Chia-crusted salmon with Asian greens (copied from online). Do not skip the puree. the flavor of sweet peas combined with a kick of ginger and coolness of mint is perfect for fish, or any protein of choice. I never met Indonesian who doesnt like this food. Brush fillets with reserved oil and divide crust mixture evenly and sprinkle over the top of each, pressing down gently to secure. Pan-Seared Salmon with a Chia Seed Crust served over a cool and crunchy fennel slaw. It's top with Quick Pickled Red Onions and fresh dill.
Chia seeds, if you are wondering give the salmon a unique delicious flavor as well as the most amazing texture!
A very healthy, paleo friendly, low carb meal that features seasonal wild salmon and fennel.
Combine the white and black chia seeds on a plate.
You can cook Chia-crusted salmon with Asian greens (copied from online) using 14 ingredients and 5 steps. Here is how you achieve it.
Ingredients of Chia-crusted salmon with Asian greens (copied from online)
- It's 3 tbsp of white chia seeds.
- Prepare 3 tbsp of black chia seeds.
- Prepare 4 of salmon.
- It's 2 bunch of choy sum.
- Prepare 3 tbsp of sunflower oil.
- Prepare 1 1/4 of ginger, peeled and julienned.
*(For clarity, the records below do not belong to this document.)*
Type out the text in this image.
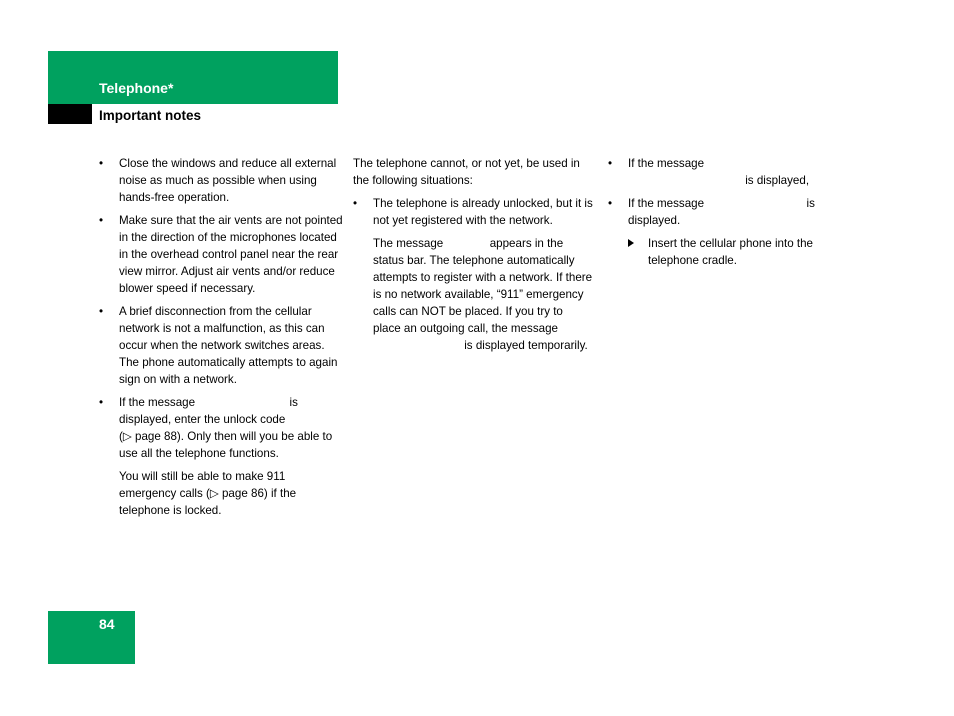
Telephone*
Important notes
• Close the windows and reduce all external noise as much as possible when using hands-free operation.
• Make sure that the air vents are not pointed in the direction of the microphones located in the overhead control panel near the rear view mirror. Adjust air vents and/or reduce blower speed if necessary.
• A brief disconnection from the cellular network is not a malfunction, as this can occur when the network switches areas. The phone automatically attempts to again sign on with a network.
• If the message	is displayed, enter the unlock code
(▷ page 88). Only then will you be able to use all the telephone functions.

You will still be able to make 911 emergency calls (▷ page 86) if the telephone is locked.

The telephone cannot, or not yet, be used in the following situations:

• The telephone is already unlocked, but it is not yet registered with the network.

The message	appears in the status bar. The telephone automatically attempts to register with a network. If there is no network available, “911” emergency calls can NOT be placed. If you try to place an outgoing call, the message  is displayed temporarily.

• If the message
is displayed,
• If the message	is displayed.

Insert the cellular phone into the telephone cradle.

84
- Prepare 2 clove of garlic.
- You need of tamari dressing.
- You need 3 tbsp of oyster sauce.
- It's 3 tbsp of tamari.
- It's 1 1/2 tbsp of chinese rice wine.
- You need 1 tsp of sugar.
- Prepare of to serve.
- You need 1 of noodles or brown rice.
Press each salmon fillet in the chia seeds to evenly coat one side, then set aside. Remove the stems from the choy sum, cut in half if long and reserve. To make the tamari dressing, put all the ingredients in a small bowl. Heat a large non-stick skillet over medium-high heat.
Chia-crusted salmon with Asian greens (copied from online) step by step
- Combine the white and black chia seeds on a plate. Press each salmon fillet in the chia seeds to evenly coat one side, then set aside..
- Remove the stems from the choy sum, cut in half if long and reserve. To make the tamari dressing, put all the ingredients in a small bowl and stir to dissolve the sugar..
- Heat 1 tablespoon of the oil in a large nonstick skillet over high heat. Cook the salmon, chia side down, for 2?3 minutes (or until golden). Turn and cook for a further 2 minutes (for medium) or until cooked to your liking. Set aside and keep warm..
- Meanwhile, heat the remaining oil in a large wok or skillet over high heat. Add the ginger and garlic and stir-fry for 30 seconds. Add the choy sum stems and stir-fry for 1?2 minutes, then add the choy sum leaves and stir-fry for 1 minute more or until almost wilted. Add half the dressing and toss to combine..
- To serve, divide the choy sum among serving plates, top each with a piece of salmon and drizzle over a little of the remaining dressing. Serve with noodles or steamed rice..
Add oil, and when hot, gently place the pieces of salmon into the pan. Lower the heat if the sesame seeds are browning too quickly. Plate salmon and drizzle with Ginger Lime Vinaigrette. Transfer the salmon, seeded-side up, to a baking sheet. Brush the fillets with reserved oil and divide the crust mixture evenly.